Monday, January 19, 2015

My great grandmother’s garden

My mother loved to talk about her childhood.  I was not fortunate to meet them, but I grew up getting to know my grandparents and their parents from the stories my mother told me about them.  My maternal grandfather’s mother was the true flower lover in the family.  She would grow all kinds of flowers in her garden.  In the spring, summer and fall she would take her Turkish coffee among her flowers and she always wore a flower behind her ear. 

Ayşe Fatma Çelebican with my mother Gülten Çelebican Örstan c.1932

Ayşe Fatma’s home in Daday, Kastamonu. The picture was taken in the fall of 2008.

I am thinking she must have had pansies, asters and snapdragons in her garden.


She, for sure, had some gomphrena. I used to see this plant, Gomphrena globosa to be precise, in the gardens in Turkey when I was a child, which I find amazing because the plant is native to Brazil, Panama and Guatemala.

Gomphrena globosa belongs to the Amaranthaceae family and it is an annual plant that grows up to 60 cm in height. The true species has magenta bracts but cultivars have other colors. At this point we need to check out the meaning of bract. In botany, a calyx describes a floral structure, whereas a bract describes a leaf structure. Yet, bracts are specialized leaves often different from foliage leaves. They may be small, large and of different color, shape or texture. They are also different from the parts of the flower, such as the petals or sepals. Their main function is to protect the flower from pests and harsh weather. If we look at the picture of the Gomphrena globosa we see the tiny, true white flowers within the flowerheads, or the bracts in this case. They are insignificant looking and visible only close up. There are dozens of these flowers in each globose flowerhead.
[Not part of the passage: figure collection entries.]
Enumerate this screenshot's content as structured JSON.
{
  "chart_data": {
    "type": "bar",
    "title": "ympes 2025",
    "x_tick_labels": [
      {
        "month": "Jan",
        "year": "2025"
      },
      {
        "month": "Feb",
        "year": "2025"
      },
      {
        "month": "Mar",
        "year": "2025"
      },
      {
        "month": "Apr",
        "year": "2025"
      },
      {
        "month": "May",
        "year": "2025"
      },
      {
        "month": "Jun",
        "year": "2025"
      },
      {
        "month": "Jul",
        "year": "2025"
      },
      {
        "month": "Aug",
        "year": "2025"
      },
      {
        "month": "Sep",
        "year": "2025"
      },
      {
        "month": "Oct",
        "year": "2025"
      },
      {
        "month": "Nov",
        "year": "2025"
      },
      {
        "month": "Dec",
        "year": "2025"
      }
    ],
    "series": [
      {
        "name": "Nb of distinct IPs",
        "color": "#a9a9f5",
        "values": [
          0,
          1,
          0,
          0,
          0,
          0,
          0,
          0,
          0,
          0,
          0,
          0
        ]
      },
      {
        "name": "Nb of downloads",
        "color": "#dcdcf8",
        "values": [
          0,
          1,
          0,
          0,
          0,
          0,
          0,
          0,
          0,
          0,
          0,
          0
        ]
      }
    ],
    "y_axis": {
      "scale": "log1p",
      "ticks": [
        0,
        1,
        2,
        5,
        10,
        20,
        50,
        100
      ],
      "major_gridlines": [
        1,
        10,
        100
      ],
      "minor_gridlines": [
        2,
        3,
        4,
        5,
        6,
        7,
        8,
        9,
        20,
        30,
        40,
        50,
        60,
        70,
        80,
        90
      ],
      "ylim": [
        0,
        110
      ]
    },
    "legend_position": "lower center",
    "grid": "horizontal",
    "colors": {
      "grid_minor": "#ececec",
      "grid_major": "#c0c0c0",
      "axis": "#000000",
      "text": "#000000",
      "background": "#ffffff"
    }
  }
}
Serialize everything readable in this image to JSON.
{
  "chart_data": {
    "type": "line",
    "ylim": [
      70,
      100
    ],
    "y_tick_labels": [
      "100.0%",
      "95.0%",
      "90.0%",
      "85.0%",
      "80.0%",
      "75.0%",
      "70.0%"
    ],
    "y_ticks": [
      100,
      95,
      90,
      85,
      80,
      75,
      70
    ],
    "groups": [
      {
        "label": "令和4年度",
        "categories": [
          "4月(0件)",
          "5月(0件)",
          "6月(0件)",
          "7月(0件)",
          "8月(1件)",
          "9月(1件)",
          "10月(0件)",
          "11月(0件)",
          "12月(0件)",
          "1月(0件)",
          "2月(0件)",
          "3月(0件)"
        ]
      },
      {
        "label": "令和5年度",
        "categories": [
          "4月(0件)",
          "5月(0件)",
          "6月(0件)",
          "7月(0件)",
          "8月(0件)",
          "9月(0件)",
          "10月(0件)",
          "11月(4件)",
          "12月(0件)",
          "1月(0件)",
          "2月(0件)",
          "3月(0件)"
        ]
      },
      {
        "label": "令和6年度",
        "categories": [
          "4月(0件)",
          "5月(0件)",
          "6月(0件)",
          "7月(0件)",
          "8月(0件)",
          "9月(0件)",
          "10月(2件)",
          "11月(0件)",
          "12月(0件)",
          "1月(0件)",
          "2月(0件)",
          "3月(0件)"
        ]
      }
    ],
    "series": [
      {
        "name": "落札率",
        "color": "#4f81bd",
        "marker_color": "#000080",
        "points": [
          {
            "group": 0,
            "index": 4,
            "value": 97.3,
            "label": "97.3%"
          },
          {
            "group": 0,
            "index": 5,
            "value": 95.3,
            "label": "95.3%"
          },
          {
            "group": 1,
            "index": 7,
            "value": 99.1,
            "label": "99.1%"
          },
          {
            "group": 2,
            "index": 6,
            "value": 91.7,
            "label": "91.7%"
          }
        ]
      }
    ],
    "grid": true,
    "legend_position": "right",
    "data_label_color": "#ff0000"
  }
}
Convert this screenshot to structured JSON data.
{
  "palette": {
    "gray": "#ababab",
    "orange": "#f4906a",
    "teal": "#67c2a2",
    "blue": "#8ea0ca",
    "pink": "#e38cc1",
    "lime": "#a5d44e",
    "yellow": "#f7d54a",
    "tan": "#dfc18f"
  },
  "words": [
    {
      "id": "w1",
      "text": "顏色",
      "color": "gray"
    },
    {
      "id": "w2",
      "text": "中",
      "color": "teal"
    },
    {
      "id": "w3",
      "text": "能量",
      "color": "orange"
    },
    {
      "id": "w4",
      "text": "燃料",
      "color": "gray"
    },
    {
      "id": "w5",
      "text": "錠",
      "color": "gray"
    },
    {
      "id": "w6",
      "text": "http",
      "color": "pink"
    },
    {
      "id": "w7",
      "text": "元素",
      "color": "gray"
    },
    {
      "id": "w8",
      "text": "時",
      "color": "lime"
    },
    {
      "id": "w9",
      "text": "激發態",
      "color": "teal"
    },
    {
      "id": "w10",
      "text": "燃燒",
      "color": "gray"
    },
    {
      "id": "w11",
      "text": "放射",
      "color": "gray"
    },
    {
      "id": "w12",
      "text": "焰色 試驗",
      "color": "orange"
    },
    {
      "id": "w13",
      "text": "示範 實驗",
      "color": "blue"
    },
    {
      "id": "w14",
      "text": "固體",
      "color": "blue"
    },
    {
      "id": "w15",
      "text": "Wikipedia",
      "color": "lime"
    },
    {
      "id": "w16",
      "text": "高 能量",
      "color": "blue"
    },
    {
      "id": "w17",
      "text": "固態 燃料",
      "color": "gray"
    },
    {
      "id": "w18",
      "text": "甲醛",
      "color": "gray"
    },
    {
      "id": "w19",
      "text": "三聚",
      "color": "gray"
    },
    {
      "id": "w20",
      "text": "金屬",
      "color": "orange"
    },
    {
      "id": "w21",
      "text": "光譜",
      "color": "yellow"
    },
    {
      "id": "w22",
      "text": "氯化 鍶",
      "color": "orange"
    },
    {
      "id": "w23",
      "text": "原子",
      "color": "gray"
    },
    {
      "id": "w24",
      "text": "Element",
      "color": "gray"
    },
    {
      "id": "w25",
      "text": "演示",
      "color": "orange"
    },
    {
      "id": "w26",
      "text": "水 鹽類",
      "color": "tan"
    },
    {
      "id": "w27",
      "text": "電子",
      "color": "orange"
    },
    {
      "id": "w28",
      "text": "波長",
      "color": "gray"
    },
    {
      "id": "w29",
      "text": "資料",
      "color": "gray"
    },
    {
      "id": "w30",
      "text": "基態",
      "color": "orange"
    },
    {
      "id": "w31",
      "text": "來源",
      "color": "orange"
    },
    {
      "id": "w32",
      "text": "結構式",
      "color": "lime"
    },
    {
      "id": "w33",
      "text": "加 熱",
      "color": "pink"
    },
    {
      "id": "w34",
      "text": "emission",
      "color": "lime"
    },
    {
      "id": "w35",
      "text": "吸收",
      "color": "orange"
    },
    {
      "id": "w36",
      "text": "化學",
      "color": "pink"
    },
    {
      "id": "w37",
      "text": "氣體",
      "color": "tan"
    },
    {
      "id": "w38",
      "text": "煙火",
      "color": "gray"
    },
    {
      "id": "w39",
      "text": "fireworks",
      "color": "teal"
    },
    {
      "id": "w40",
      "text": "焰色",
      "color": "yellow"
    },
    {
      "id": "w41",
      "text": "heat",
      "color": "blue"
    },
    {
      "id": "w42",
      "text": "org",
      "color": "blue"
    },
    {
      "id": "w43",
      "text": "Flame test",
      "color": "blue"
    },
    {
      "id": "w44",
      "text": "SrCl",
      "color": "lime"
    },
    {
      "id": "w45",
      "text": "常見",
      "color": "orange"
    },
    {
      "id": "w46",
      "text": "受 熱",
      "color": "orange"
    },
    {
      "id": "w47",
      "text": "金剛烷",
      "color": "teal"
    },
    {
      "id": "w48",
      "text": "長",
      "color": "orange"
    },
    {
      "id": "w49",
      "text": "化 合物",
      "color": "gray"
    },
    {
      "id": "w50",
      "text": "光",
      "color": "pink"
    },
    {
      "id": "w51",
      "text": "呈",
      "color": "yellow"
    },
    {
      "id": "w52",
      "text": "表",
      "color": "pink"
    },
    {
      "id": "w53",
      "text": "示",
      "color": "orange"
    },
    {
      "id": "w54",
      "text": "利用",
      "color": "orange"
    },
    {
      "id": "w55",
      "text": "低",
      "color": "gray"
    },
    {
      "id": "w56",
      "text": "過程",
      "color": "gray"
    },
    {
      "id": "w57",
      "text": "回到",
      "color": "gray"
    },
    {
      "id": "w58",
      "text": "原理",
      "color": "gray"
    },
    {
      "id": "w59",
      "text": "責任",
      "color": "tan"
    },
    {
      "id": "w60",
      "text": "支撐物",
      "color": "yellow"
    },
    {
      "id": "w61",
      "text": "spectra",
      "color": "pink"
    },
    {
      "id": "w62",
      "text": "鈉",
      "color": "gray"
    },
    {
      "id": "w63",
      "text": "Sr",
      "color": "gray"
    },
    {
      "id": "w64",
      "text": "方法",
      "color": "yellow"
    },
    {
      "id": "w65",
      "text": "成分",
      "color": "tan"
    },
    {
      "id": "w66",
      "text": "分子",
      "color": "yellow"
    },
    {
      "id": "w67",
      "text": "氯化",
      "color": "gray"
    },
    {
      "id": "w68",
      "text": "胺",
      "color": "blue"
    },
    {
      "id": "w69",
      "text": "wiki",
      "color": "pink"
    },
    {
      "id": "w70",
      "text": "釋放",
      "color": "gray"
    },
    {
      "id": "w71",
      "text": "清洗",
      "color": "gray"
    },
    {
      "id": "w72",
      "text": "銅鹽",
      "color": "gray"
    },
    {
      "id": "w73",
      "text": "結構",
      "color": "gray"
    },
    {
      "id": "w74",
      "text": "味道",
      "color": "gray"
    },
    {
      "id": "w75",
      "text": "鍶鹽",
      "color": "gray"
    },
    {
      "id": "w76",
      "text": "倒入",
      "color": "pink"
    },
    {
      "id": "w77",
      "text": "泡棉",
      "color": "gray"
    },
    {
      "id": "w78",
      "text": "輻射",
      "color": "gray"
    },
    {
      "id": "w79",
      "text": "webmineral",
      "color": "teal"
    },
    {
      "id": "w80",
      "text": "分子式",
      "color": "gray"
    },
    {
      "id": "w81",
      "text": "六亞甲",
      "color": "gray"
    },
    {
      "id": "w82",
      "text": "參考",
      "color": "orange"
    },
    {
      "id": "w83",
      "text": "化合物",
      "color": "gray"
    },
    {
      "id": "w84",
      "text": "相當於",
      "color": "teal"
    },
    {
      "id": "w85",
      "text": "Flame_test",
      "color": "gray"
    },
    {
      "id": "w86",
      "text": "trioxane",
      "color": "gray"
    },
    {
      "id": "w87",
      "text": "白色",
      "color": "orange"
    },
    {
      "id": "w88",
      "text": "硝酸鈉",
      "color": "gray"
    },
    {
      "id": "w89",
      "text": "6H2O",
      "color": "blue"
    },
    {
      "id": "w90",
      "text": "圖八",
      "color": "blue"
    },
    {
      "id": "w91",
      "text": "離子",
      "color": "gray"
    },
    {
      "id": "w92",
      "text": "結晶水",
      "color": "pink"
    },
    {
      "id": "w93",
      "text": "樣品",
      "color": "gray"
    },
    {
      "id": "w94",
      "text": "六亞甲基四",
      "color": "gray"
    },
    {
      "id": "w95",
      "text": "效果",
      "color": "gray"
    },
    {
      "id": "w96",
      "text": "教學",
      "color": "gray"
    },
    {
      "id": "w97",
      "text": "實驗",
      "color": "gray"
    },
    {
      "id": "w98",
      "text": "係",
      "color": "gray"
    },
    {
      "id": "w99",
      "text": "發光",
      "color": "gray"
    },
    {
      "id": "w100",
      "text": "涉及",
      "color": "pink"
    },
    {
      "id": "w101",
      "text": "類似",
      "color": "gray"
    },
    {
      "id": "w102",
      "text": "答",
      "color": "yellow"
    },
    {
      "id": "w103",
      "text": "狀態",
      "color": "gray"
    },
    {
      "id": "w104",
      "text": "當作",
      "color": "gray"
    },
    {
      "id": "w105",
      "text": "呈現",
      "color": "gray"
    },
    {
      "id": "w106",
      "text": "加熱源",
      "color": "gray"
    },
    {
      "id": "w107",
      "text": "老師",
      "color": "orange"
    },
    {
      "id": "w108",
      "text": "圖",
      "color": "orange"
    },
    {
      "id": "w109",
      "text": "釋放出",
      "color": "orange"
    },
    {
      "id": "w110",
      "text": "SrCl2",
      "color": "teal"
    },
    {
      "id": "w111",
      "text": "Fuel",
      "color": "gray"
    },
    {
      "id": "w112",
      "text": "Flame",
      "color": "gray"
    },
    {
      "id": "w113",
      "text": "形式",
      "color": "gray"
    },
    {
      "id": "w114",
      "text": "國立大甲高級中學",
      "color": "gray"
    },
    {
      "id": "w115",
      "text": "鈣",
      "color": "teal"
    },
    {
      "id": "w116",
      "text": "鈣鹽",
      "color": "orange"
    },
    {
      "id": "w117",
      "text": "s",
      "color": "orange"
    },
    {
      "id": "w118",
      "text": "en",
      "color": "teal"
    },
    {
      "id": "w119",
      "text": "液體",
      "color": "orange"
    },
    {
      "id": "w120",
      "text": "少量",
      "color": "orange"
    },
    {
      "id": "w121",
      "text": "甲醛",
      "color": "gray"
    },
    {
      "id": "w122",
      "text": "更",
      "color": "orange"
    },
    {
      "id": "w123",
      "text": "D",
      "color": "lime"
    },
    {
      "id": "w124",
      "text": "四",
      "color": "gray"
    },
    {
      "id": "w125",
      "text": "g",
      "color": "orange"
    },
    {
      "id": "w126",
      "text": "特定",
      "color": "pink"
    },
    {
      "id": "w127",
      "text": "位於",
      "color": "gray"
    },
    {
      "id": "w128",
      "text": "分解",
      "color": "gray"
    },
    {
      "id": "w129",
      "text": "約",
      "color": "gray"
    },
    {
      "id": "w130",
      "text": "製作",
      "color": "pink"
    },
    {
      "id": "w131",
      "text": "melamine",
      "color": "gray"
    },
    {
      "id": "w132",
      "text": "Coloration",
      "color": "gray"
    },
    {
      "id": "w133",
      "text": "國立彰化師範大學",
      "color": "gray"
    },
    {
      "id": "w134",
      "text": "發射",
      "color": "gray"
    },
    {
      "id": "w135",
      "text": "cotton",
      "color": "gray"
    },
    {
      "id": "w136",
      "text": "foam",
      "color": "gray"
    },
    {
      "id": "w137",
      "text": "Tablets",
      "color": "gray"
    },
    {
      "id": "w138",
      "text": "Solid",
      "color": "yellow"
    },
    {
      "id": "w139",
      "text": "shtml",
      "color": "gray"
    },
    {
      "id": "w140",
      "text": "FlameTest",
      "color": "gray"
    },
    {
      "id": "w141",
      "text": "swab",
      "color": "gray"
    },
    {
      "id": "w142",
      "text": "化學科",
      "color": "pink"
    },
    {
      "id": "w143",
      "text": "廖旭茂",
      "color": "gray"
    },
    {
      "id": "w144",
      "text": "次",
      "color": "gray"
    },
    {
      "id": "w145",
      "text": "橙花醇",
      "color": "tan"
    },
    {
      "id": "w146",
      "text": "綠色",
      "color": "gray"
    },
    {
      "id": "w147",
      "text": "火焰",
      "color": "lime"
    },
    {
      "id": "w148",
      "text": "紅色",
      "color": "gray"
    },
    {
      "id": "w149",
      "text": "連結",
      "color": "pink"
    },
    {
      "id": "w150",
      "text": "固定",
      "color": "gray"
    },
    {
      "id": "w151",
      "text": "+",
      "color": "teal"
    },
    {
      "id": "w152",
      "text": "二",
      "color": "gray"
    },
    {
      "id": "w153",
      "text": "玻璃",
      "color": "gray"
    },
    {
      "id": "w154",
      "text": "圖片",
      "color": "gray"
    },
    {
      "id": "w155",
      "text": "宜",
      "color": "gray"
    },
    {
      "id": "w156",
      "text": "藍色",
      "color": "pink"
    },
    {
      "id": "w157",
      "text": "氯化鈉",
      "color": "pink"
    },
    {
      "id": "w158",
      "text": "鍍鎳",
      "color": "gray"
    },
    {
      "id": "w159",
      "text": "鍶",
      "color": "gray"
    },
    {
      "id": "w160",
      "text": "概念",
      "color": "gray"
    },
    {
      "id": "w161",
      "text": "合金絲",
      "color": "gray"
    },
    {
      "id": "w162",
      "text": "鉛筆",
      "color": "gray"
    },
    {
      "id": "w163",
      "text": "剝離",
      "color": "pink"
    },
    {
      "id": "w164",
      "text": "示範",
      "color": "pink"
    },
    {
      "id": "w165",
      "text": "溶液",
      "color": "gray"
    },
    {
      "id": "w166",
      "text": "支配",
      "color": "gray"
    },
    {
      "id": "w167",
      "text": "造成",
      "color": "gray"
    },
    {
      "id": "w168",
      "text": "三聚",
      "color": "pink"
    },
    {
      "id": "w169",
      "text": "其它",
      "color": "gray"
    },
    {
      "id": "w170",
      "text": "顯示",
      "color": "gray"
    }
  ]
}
A common name for this plant is button flower. Its spiky and papery puffs are about 2 cm in diameter and they bloom from early summer to frost. Button flower is easy to grow. It will bloom throughout the season without deadheading and won’t need fertilizer or much water. Few insects bother the plant. They dry easily also. Cutting the stems just as the heads are beginning to open and hanging them upside down will be sufficient. They will hold their color for several years.